Les électeurs de l’UMP pratiquent déjà l’union des droites

20/06/2012 — 18h45
PARIS (NOVOpress via le Bulletin de réinformation) —
La comparaison des résultats du second tour des élections législatives de 2012 dans des circonscriptions représentatives avec ceux de 2002 est riche d’enseignements. En effet, on constate que les reports de voix entre les premiers et seconds tours ont considérablement évolué.

En cas de triangulaire entre des candidats PS, UMP et FN, quelle est l’évolution ?

En 2002, lorsque le FN était au 2e tour dans une triangulaire, il perdait presque systématiquement des voix par rapport au 1er tour. En 2012, en cas de triangulaire, lorsque le FN arrive devant l’UMP au 1er tour, il améliore très largement son score, les électeurs de droite votant pour le candidat le plus à même de battre la gauche, comme ce fut le cas pour le député Étienne Mourrut, adversaire de Maître Collard.

Quand le FN arrive derrière l’UMP au 1er tour, les électeurs font le choix inverse et choisissent de se reporter largement sur le candidat UMP, mieux placé pour battre la gauche.

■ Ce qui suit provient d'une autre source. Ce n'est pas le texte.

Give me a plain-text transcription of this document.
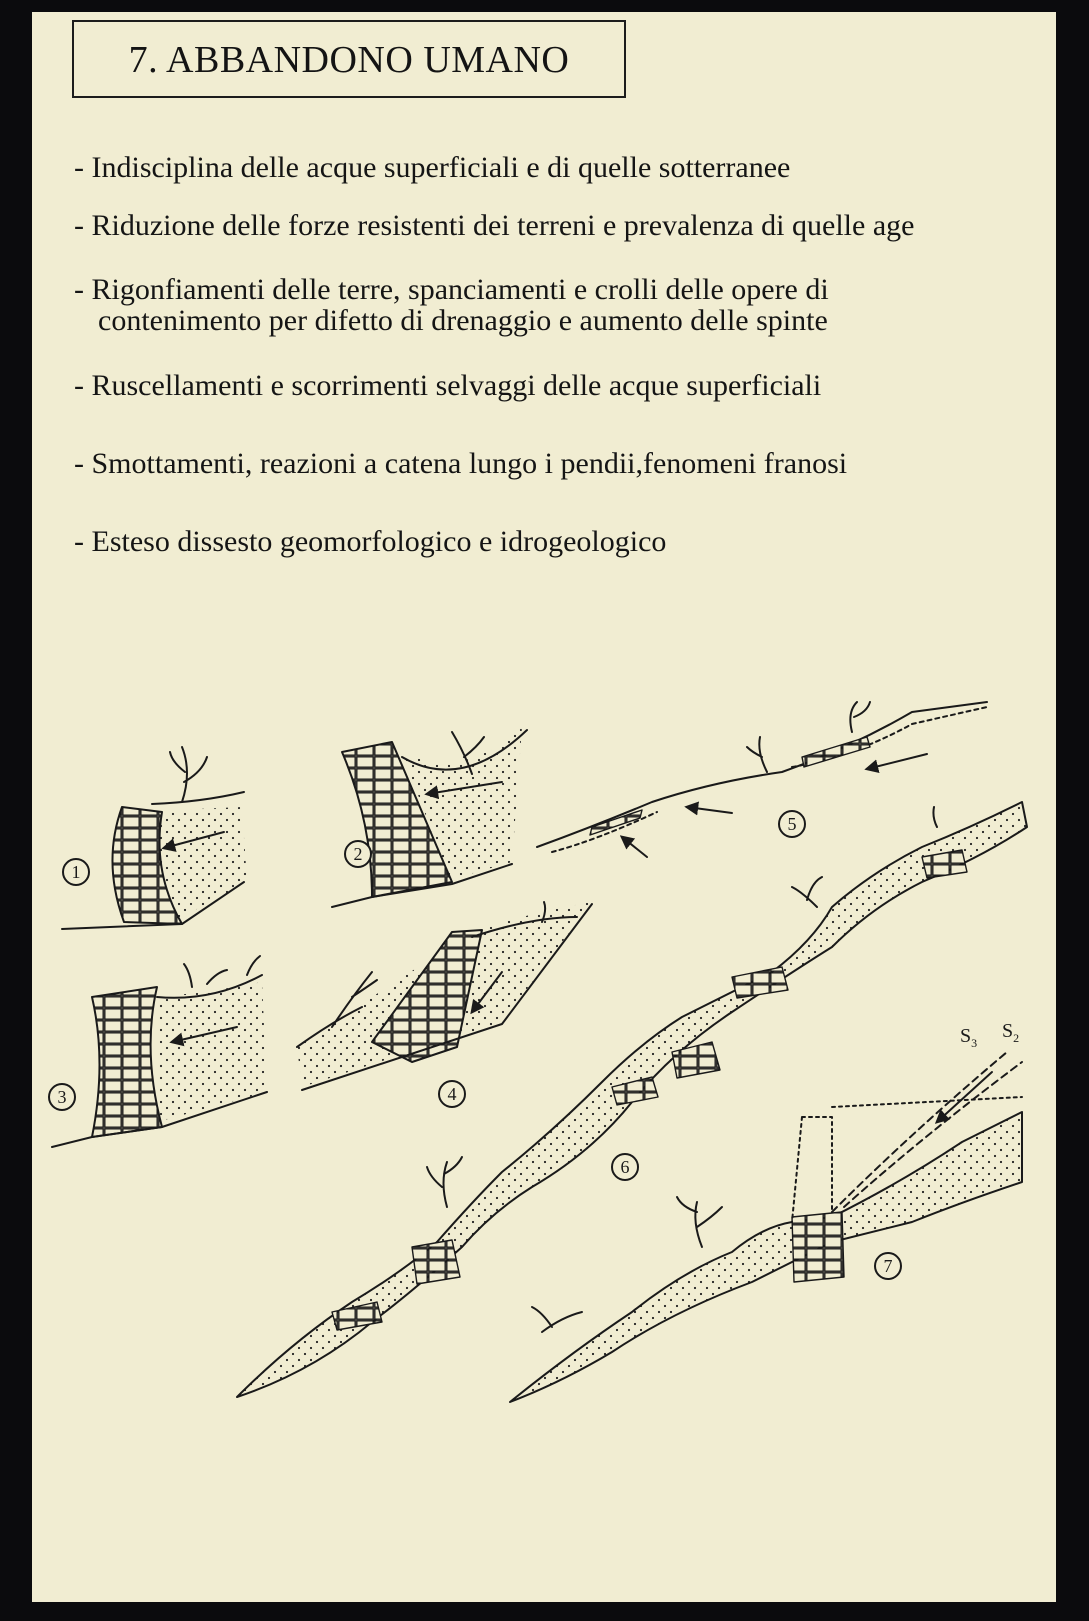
7. ABBANDONO UMANO
- Indisciplina delle acque superficiali e di quelle sotterranee
- Riduzione delle forze resistenti dei terreni e prevalenza di quelle age
- Rigonfiamenti delle terre, spanciamenti e crolli delle opere di
contenimento per difetto di drenaggio e aumento delle spinte
- Ruscellamenti e scorrimenti selvaggi delle acque superficiali
- Smottamenti, reazioni a catena lungo i pendii,fenomeni franosi
- Esteso dissesto geomorfologico e idrogeologico
1
2
3	4
5
6
7
$S_3$
$S_2$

Qu’en est‑il lors de duels gauche/FN ?

En 2002, l’abstention explosait et le candidat de gauche s’imposait très largement, le candidat FN ne progressant que peu. Moins de 20 % des électeurs UMP se reportaient sur le FN. En 2012, la participation à peu près constante et les reports de l’UMP vers le FN s’effectuent presqu’à 80 ou 90 %, en dépit des consignes du parti. C’est ainsi que plusieurs candidats FN ont frôlé la majorité absolue, doublant leur résultat du premier tour : Florian Philippot en Moselle, Valérie Laupies ou Stéphane Ravier dans les Bouches‑du‑Rhône.

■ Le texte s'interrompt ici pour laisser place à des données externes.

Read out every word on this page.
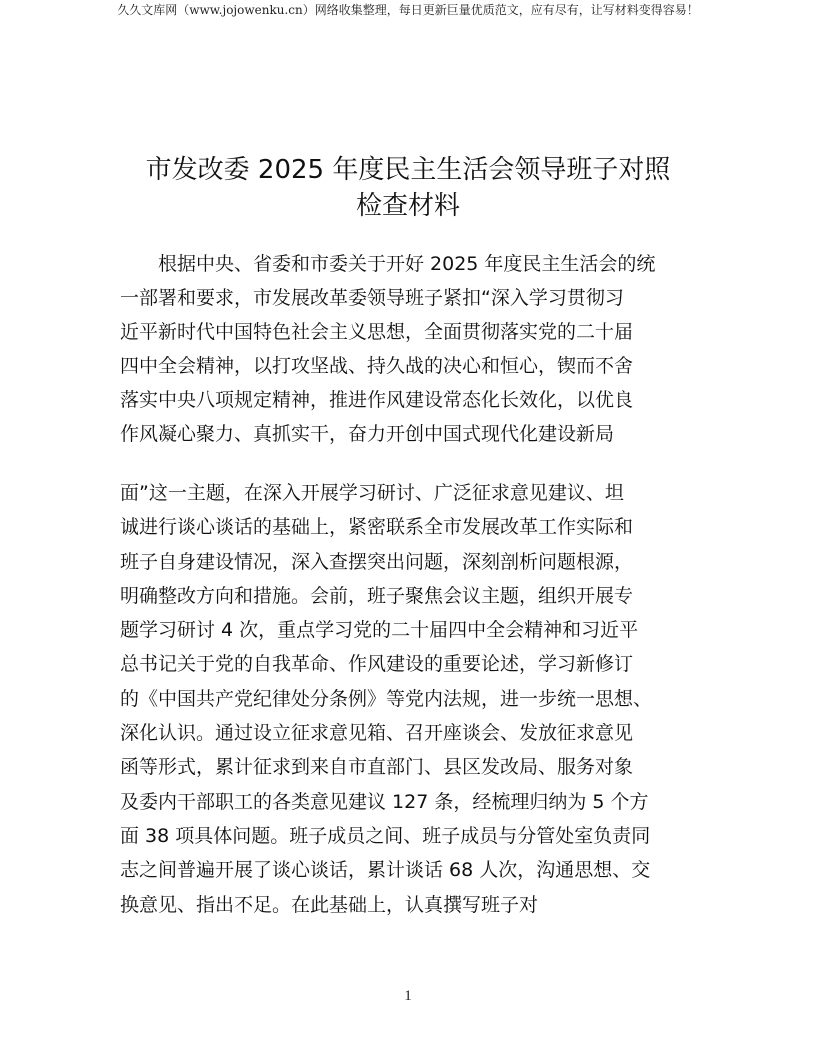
久久文库网（www.jojowenku.cn）网络收集整理，每日更新巨量优质范文，应有尽有，让写材料变得容易！
市发改委 2025 年度民主生活会领导班子对照
检查材料
　　根据中央、省委和市委关于开好 2025 年度民主生活会的统
一部署和要求，市发展改革委领导班子紧扣“深入学习贯彻习
近平新时代中国特色社会主义思想，全面贯彻落实党的二十届
四中全会精神，以打攻坚战、持久战的决心和恒心，锲而不舍
落实中央八项规定精神，推进作风建设常态化长效化，以优良
作风凝心聚力、真抓实干，奋力开创中国式现代化建设新局
面”这一主题，在深入开展学习研讨、广泛征求意见建议、坦
诚进行谈心谈话的基础上，紧密联系全市发展改革工作实际和
班子自身建设情况，深入查摆突出问题，深刻剖析问题根源，
明确整改方向和措施。会前，班子聚焦会议主题，组织开展专
题学习研讨 4 次，重点学习党的二十届四中全会精神和习近平
总书记关于党的自我革命、作风建设的重要论述，学习新修订
的《中国共产党纪律处分条例》等党内法规，进一步统一思想、
深化认识。通过设立征求意见箱、召开座谈会、发放征求意见
函等形式，累计征求到来自市直部门、县区发改局、服务对象
及委内干部职工的各类意见建议 127 条，经梳理归纳为 5 个方
面 38 项具体问题。班子成员之间、班子成员与分管处室负责同
志之间普遍开展了谈心谈话，累计谈话 68 人次，沟通思想、交
换意见、指出不足。在此基础上，认真撰写班子对
1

Et en cas de duel droite/FN ?

En 2002, la participation restait constante, voire s’améliorait et le candidat FN restait stable, sans améliorer sensiblement son score du 1er tour. En 2012, on note un effondrement de la participation, les électeurs de gauche restent en partie chez eux et ne suivent pas tous les consignes du PS de voter UMP. Donc pour eux, il n’y a pas de drame à voir arriver un député FN. L’autre partie des électeurs de gauche votent UMP selon la consigne. Mais les candidats FN augmentent leurs scores de manière spectaculaire, notamment dans plusieurs circonscriptions du Var ou dans la 5e circonscription de l’Eure. Cela signifie que des électeurs UMP du 1er tour, (qui avaient voté “utile” par peur de la gauche) se sont sentis libres de voter FN au 2e, la circonscription étant assurée pour la droite.

En dix ans, le comportement de l’électeur de droite a bien changé dans le sens d’une union des droites, bien que les directions de l’UMP et, dans une moindre mesure du FN, en soient très loin.